The best brands are systems, not logos

This is the single biggest misconception we see. Founders treat branding as a logo project. They want a mark, a colour palette, maybe a font. Then they wonder why their pitch deck looks different from their website, which looks different from their Twitter header.

A brand is a system. It's a set of rules that tell anyone on your team how to make something look and sound like your company. Colours, typography, spacing, illustration style, photography direction, tone of voice, layout principles. When those rules are clear, everything your company produces feels like it came from the same place.

The logo is a tiny part of it. We've seen companies with mediocre logos and brilliant brand systems outperform companies with gorgeous logos and no system at all. Every time.

Consistency beats creativity

Founders love the idea of a brand that's wildly creative. Unexpected colours. Unusual typography. Illustrations that nobody's seen before.

There's nothing wrong with creative ambition. But we've watched dozens of companies invest in a creative brand and then fail to use it consistently. The social posts don't match the website. The sales deck uses a different font. The product UI lives in a completely different visual world.

A simpler brand used consistently will always outperform a complex brand used inconsistently. Always.
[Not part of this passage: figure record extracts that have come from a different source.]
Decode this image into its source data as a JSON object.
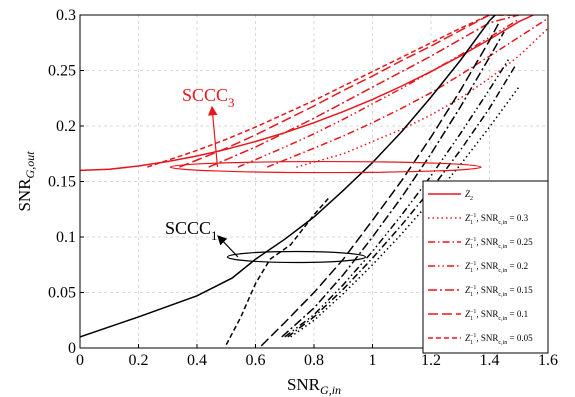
{
  "chart_data": {
    "type": "line",
    "xlabel": "SNR",
    "xlabel_sub": "G,in",
    "ylabel": "SNR",
    "ylabel_sub": "G,out",
    "xlim": [
      0,
      1.6
    ],
    "ylim": [
      0,
      0.3
    ],
    "x_ticks": [
      "0",
      "0.2",
      "0.4",
      "0.6",
      "0.8",
      "1",
      "1.2",
      "1.4",
      "1.6"
    ],
    "y_ticks": [
      "0",
      "0.05",
      "0.1",
      "0.15",
      "0.2",
      "0.25",
      "0.3"
    ],
    "grid": true,
    "legend_position": "bottom-right",
    "legend_entry_label": ", SNR",
    "legend_entry_sub": "c,in",
    "legend_eq": " = ",
    "annotations": [
      {
        "text": "SCCC",
        "sub": "3",
        "color": "#e8161c"
      },
      {
        "text": "SCCC",
        "sub": "1",
        "color": "#000000"
      }
    ],
    "series": [
      {
        "name": "Z2",
        "legend_main": "Z",
        "legend_sub": "2",
        "legend_sup": "",
        "legend_snr": "",
        "color": "#e8161c",
        "dash": "solid",
        "x": [
          0,
          0.1,
          0.2,
          0.3,
          0.4,
          0.5,
          0.6,
          0.7,
          0.8,
          0.9,
          1.0,
          1.1,
          1.2,
          1.3,
          1.4,
          1.5,
          1.55
        ],
        "y": [
          0.16,
          0.161,
          0.164,
          0.168,
          0.173,
          0.179,
          0.186,
          0.194,
          0.203,
          0.213,
          0.224,
          0.236,
          0.249,
          0.263,
          0.278,
          0.294,
          0.3
        ]
      },
      {
        "name": "Z1^-1, SNRc,in = 0.3",
        "legend_main": "Z",
        "legend_sub": "1",
        "legend_sup": "−1",
        "legend_snr": "0.3",
        "color": "#e8161c",
        "dash": "1.5,3",
        "x": [
          0.74,
          0.9,
          1.0,
          1.1,
          1.2,
          1.3,
          1.4,
          1.5,
          1.6
        ],
        "y": [
          0.163,
          0.175,
          0.186,
          0.197,
          0.21,
          0.225,
          0.243,
          0.263,
          0.288
        ]
      },
      {
        "name": "Z1^-1, SNRc,in = 0.25",
        "legend_main": "Z",
        "legend_sub": "1",
        "legend_sup": "−1",
        "legend_snr": "0.25",
        "color": "#e8161c",
        "dash": "7,3,1.5,3",
        "x": [
          0.64,
          0.8,
          0.9,
          1.0,
          1.1,
          1.2,
          1.3,
          1.4,
          1.5,
          1.6
        ],
        "y": [
          0.163,
          0.18,
          0.191,
          0.203,
          0.216,
          0.23,
          0.246,
          0.263,
          0.28,
          0.297
        ]
      },
      {
        "name": "Z1^-1, SNRc,in = 0.2",
        "legend_main": "Z",
        "legend_sub": "1",
        "legend_sup": "−1",
        "legend_snr": "0.2",
        "color": "#e8161c",
        "dash": "7,3,1.5,3,1.5,3",
        "x": [
          0.54,
          0.7,
          0.8,
          0.9,
          1.0,
          1.1,
          1.2,
          1.3,
          1.4,
          1.5
        ],
        "y": [
          0.163,
          0.181,
          0.193,
          0.206,
          0.22,
          0.234,
          0.249,
          0.264,
          0.28,
          0.296
        ]
      },
      {
        "name": "Z1^-1, SNRc,in = 0.15",
        "legend_main": "Z",
        "legend_sub": "1",
        "legend_sup": "−1",
        "legend_snr": "0.15",
        "color": "#e8161c",
        "dash": "9,3,2,3",
        "x": [
          0.44,
          0.6,
          0.7,
          0.8,
          0.9,
          1.0,
          1.1,
          1.2,
          1.3,
          1.4,
          1.5
        ],
        "y": [
          0.163,
          0.181,
          0.194,
          0.207,
          0.221,
          0.235,
          0.249,
          0.263,
          0.278,
          0.293,
          0.3
        ]
      },
      {
        "name": "Z1^-1, SNRc,in = 0.1",
        "legend_main": "Z",
        "legend_sub": "1",
        "legend_sup": "−1",
        "legend_snr": "0.1",
        "color": "#e8161c",
        "dash": "10,4",
        "x": [
          0.34,
          0.5,
          0.6,
          0.7,
          0.8,
          0.9,
          1.0,
          1.1,
          1.2,
          1.3,
          1.4,
          1.5
        ],
        "y": [
          0.163,
          0.18,
          0.192,
          0.205,
          0.218,
          0.232,
          0.245,
          0.259,
          0.272,
          0.286,
          0.3,
          0.3
        ]
      },
      {
        "name": "Z1^-1, SNRc,in = 0.05",
        "legend_main": "Z",
        "legend_sub": "1",
        "legend_sup": "−1",
        "legend_snr": "0.05",
        "color": "#e8161c",
        "dash": "5,3",
        "x": [
          0.23,
          0.4,
          0.5,
          0.6,
          0.7,
          0.8,
          0.9,
          1.0,
          1.1,
          1.2,
          1.3,
          1.4,
          1.5
        ],
        "y": [
          0.163,
          0.178,
          0.188,
          0.199,
          0.211,
          0.223,
          0.236,
          0.249,
          0.262,
          0.275,
          0.288,
          0.3,
          0.3
        ]
      },
      {
        "name": "SCCC1 Z2",
        "color": "#000000",
        "dash": "solid",
        "x": [
          0,
          0.2,
          0.4,
          0.52,
          0.6,
          0.7,
          0.8,
          0.9,
          1.0,
          1.1,
          1.2,
          1.3,
          1.4,
          1.42
        ],
        "y": [
          0.01,
          0.028,
          0.047,
          0.063,
          0.08,
          0.098,
          0.118,
          0.142,
          0.167,
          0.195,
          0.226,
          0.259,
          0.295,
          0.3
        ]
      },
      {
        "name": "SCCC1 0.3",
        "color": "#000000",
        "dash": "1.5,3",
        "x": [
          0.72,
          0.8,
          0.9,
          1.0,
          1.1,
          1.2,
          1.3,
          1.4,
          1.5
        ],
        "y": [
          0.01,
          0.025,
          0.049,
          0.075,
          0.103,
          0.133,
          0.165,
          0.199,
          0.235
        ]
      },
      {
        "name": "SCCC1 0.25",
        "color": "#000000",
        "dash": "7,3,1.5,3",
        "x": [
          0.71,
          0.8,
          0.9,
          1.0,
          1.1,
          1.2,
          1.3,
          1.4,
          1.49
        ],
        "y": [
          0.01,
          0.028,
          0.053,
          0.081,
          0.111,
          0.143,
          0.178,
          0.216,
          0.255
        ]
      },
      {
        "name": "SCCC1 0.2",
        "color": "#000000",
        "dash": "7,3,1.5,3,1.5,3",
        "x": [
          0.7,
          0.8,
          0.9,
          1.0,
          1.1,
          1.2,
          1.3,
          1.4,
          1.47
        ],
        "y": [
          0.01,
          0.03,
          0.057,
          0.087,
          0.12,
          0.155,
          0.193,
          0.233,
          0.262
        ]
      },
      {
        "name": "SCCC1 0.15",
        "color": "#000000",
        "dash": "9,3,2,3",
        "x": [
          0.69,
          0.8,
          0.9,
          1.0,
          1.1,
          1.2,
          1.3,
          1.4,
          1.45
        ],
        "y": [
          0.01,
          0.036,
          0.066,
          0.1,
          0.136,
          0.175,
          0.217,
          0.262,
          0.285
        ]
      },
      {
        "name": "SCCC1 0.1",
        "color": "#000000",
        "dash": "10,4",
        "x": [
          0.62,
          0.7,
          0.8,
          0.85,
          0.9,
          1.0,
          1.1,
          1.2,
          1.3,
          1.4,
          1.43
        ],
        "y": [
          0.002,
          0.023,
          0.05,
          0.065,
          0.08,
          0.115,
          0.151,
          0.19,
          0.232,
          0.277,
          0.292
        ]
      },
      {
        "name": "SCCC1 0.05",
        "color": "#000000",
        "dash": "5,3",
        "x": [
          0.5,
          0.55,
          0.6,
          0.65,
          0.72,
          0.8,
          0.85
        ],
        "y": [
          0.003,
          0.028,
          0.058,
          0.08,
          0.093,
          0.12,
          0.135
        ]
      }
    ]
  }
}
The companies that get the most from their brand investment are the ones that actually implement the system across every touchpoint. Not the ones with the most interesting moodboard.

This is why we build brand guidelines that are practical, not aspirational. Rules that a marketing hire can follow on day one without needing a design degree.

Your brand is a hiring tool, not just a marketing one

This one surprises founders. They think of brand as a customer-facing thing. Something that helps with conversions, investor perception, market positioning.

All true. But the companies that grow fastest after a rebrand almost always point to hiring as the biggest shift. A strong brand signals that you're serious, well funded, and building something real. Engineers, designers, and operators notice. They check your website before they respond to the recruiter's message.

We've had clients tell us they closed three senior hires within a month of launching their new brand. Not because the logo was pretty. Because the website, the messaging, and the visual system made the company look like somewhere worth working.

If you're struggling to hire, look at your brand before you increase recruiter spend.

The sector matters less than you think

We work across AI, fintech, and Web3. People assume these require completely different approaches. They don't.

The positioning work is different. A DeFi protocol has different competitive dynamics to a fintech lender. An AI developer tool sells differently to an AI consumer app. That's strategy, and it's specific to the company.

But the brand principles are the same everywhere. Clarity over cleverness. Consistency over creativity. Speed over perfection. Systems over one-off assets.

The best brands in every sector share the same qualities. They're confident without being arrogant. Specific without being exclusionary. Simple without being boring. Those qualities don't change because you're building onchain instead of in financial services.

Ship fast. Refine later.

The final lesson is about timing. We've seen too many companies delay their brand because they want it to be perfect. They wait until after the next raise. Or until the product is more mature. Or until they've hired a head of marketing.

Meanwhile, every day they operate with a weak brand is a day they're leaving credibility on the table. Investor meetings, hiring conversations, partnership pitches, customer demos. All happening with a brand that undersells the product.

Two weeks is enough to build a brand that works. Not a brand that wins design awards. A brand that's clear, consistent, and credible. You can refine it later. You can evolve it as the company grows. But you can't get back the months you spent looking like an MVP while your competitors looked like a real company.

The best brands we've shipped weren't the ones with the longest timelines. They were the ones where the founders made decisions quickly, trusted the process, and focused on getting it live.

60+ brands in. That's still the pattern.